HWID

LacePHP uses a Hardware ID (HWID) to generate a unique, reproducible token for each machine—without calling home. This token is used to tie AI licenses, feature flags or trial periods to a specific device.

Why HWID Matters

  • Offline licensing Prevent sharing of license keys across machines without needing an Internet lookup.

  • Device-specific features Enable or disable functionality per machine (e.g. trial expiry).

  • Audit & logging Tag logs or metrics by a non-guessable device identifier.

How It Works (Conceptually)

  • The lace_hwid($salt) helper reads one of several machine identifiers (Linux machine-id, macOS UUID, Windows MachineGuid, or hostname+MAC).

  • It combines that ID with your “salt” and produces a signed, URL-safe base64 token.

  • A companion lace_hwid_verify($token, $salt) helper recomputes and validates the signature, returning true or false.

Using HWID in Your Code

  1. Generate the token Provide your secret salt (e.g. license key or shared secret):

    $salt  = config('auth.tokens.0');        // e.g. your license key
$token = lace_hwid($salt);

echo "Your device token is: {$token}\n";

  2. Verify the token When a user presents a token, confirm it matches the current machine:

    if (! lace_hwid_verify($token, $salt)) {
    exit("HWID mismatch.

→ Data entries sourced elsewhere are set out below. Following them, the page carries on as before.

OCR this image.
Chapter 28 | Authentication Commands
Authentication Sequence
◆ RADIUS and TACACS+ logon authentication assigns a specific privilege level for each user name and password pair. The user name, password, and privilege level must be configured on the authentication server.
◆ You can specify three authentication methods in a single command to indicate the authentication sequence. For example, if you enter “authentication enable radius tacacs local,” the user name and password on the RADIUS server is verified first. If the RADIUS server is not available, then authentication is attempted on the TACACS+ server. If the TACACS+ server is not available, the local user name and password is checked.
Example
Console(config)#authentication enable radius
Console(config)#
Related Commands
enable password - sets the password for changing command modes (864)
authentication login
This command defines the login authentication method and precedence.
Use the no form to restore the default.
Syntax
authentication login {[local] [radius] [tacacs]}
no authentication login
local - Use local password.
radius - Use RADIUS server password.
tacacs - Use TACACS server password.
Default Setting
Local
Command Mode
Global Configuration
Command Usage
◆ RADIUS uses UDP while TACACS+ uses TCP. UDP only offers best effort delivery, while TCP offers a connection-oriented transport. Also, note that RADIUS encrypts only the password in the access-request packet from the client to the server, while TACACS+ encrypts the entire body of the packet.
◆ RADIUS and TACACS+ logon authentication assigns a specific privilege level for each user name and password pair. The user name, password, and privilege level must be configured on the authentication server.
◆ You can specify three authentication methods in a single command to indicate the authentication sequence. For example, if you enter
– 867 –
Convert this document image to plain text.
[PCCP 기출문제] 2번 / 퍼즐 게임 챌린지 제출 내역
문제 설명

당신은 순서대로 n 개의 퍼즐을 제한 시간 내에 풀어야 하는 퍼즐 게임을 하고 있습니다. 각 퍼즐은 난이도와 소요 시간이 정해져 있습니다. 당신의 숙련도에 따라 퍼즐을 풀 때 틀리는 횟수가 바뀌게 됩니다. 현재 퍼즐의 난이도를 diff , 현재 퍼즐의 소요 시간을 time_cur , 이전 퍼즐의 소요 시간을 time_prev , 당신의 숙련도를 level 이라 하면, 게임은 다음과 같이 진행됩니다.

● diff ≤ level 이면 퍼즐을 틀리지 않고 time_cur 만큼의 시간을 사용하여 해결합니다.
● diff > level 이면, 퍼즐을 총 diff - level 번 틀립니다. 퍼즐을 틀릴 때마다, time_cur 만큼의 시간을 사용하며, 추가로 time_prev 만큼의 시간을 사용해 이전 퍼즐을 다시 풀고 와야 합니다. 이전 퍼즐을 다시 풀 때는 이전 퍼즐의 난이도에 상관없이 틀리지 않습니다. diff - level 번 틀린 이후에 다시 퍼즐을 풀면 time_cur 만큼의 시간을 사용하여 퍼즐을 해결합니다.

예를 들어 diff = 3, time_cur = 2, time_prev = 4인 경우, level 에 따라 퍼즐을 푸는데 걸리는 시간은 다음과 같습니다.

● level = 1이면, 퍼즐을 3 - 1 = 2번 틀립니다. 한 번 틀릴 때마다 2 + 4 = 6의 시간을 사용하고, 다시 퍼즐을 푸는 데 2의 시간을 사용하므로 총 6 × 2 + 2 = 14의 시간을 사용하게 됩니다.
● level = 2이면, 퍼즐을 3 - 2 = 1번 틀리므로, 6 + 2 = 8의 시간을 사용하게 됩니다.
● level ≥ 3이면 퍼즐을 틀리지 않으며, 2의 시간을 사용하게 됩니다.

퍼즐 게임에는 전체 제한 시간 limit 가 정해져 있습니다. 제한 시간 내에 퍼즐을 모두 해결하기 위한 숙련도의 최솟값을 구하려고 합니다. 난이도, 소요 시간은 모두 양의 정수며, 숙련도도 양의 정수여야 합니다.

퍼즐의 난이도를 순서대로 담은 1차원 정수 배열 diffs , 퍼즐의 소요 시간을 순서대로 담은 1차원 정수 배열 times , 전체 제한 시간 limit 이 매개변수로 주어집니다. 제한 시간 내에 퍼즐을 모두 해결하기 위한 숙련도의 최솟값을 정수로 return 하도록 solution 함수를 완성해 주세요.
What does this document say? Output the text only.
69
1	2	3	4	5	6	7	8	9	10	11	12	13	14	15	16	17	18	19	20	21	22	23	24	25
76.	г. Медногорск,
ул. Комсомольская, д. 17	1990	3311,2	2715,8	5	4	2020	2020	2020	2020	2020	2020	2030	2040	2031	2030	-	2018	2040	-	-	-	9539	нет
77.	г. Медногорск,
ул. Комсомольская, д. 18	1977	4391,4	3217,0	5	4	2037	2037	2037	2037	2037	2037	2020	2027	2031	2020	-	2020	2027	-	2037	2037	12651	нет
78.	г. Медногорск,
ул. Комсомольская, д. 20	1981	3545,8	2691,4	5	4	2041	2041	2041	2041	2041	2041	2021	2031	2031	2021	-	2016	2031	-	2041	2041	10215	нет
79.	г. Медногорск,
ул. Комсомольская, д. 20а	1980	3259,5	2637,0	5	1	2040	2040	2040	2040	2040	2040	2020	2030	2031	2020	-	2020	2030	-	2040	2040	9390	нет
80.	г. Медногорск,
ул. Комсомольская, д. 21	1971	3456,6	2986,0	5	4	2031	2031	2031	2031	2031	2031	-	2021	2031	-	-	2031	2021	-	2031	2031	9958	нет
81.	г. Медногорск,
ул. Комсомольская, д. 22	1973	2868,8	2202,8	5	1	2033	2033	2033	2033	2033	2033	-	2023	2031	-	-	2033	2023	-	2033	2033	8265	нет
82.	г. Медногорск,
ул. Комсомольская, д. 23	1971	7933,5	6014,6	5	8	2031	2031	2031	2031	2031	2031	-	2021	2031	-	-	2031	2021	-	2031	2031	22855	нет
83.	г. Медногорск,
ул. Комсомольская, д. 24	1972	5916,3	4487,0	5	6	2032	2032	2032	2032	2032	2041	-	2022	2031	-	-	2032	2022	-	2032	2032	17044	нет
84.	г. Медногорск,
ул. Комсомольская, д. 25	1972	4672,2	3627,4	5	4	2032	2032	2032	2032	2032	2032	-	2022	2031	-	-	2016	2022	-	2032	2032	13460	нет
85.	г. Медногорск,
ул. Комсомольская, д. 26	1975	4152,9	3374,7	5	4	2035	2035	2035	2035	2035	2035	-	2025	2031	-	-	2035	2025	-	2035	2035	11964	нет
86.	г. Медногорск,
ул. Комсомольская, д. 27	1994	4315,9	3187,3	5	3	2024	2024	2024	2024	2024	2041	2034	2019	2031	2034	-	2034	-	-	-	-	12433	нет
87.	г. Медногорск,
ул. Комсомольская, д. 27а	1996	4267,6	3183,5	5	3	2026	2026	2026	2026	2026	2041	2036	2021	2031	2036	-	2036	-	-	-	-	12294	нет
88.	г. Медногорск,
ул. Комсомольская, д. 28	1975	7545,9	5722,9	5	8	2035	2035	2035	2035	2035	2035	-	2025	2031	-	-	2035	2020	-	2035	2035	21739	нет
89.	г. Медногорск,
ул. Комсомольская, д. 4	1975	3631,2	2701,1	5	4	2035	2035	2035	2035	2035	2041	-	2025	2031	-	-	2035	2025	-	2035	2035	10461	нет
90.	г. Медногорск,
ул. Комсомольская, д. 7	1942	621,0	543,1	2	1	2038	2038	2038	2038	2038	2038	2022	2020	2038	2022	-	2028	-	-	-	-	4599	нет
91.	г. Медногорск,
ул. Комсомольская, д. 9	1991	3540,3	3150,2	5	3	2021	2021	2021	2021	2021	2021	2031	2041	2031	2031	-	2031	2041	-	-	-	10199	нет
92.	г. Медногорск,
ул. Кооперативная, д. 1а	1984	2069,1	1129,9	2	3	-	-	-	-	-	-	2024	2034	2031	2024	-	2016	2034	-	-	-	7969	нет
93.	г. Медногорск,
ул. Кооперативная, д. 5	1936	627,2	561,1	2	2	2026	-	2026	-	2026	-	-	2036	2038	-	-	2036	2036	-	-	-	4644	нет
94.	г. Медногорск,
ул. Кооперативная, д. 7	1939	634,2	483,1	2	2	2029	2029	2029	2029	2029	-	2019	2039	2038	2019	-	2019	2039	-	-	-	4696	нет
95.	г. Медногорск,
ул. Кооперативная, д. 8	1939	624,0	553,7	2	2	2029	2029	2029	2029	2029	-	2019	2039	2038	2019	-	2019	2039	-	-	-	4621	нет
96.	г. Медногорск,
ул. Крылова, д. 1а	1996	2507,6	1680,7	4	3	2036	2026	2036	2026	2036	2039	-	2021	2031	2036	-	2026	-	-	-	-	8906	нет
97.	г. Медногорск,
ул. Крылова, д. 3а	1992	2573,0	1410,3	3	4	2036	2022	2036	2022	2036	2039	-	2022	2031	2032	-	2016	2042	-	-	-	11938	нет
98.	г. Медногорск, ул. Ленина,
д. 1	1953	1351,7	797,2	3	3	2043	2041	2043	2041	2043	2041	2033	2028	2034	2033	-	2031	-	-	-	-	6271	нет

License not valid on this device.\n");
}
echo "HWID verified.\n";

Advanced Example: Locking a Trial Period

You can use HWID to implement a local trial that expires after a date:

// On first run, store token + expiry
$token     = lace_hwid($salt);
$expiresAt = (new \DateTime('+7 days'))->format('Y-m-d');
file_put_contents('.trial', json_encode([
    'hwid'      => $token,
    'expiresAt' => $expiresAt
]));

// On subsequent runs, verify
$data = json_decode(file_get_contents('.trial'), true);
if (! lace_hwid_verify($data['hwid'], $salt)) {
    exit("License token invalid for this machine.\n");
}
if (new \DateTime() > new \DateTime($data['expiresAt'])) {
    exit("Trial expired on {$data['expiresAt']}.\n");
}

Best Practices

  • Treat the salt as secret: never commit your license key or salt to public repositories.

  • Use verification on every startup if you’re gating features by device.

  • Handle fallbacks gracefully: if HWID cannot be retrieved (rare), fall back to a user prompt or offline mode.

Warning

  • Privacy: HWID may expose unique device information—use responsibly and inform users.

  • Portability: moving a VM or re-imaging may change the HWID, invalidating the token.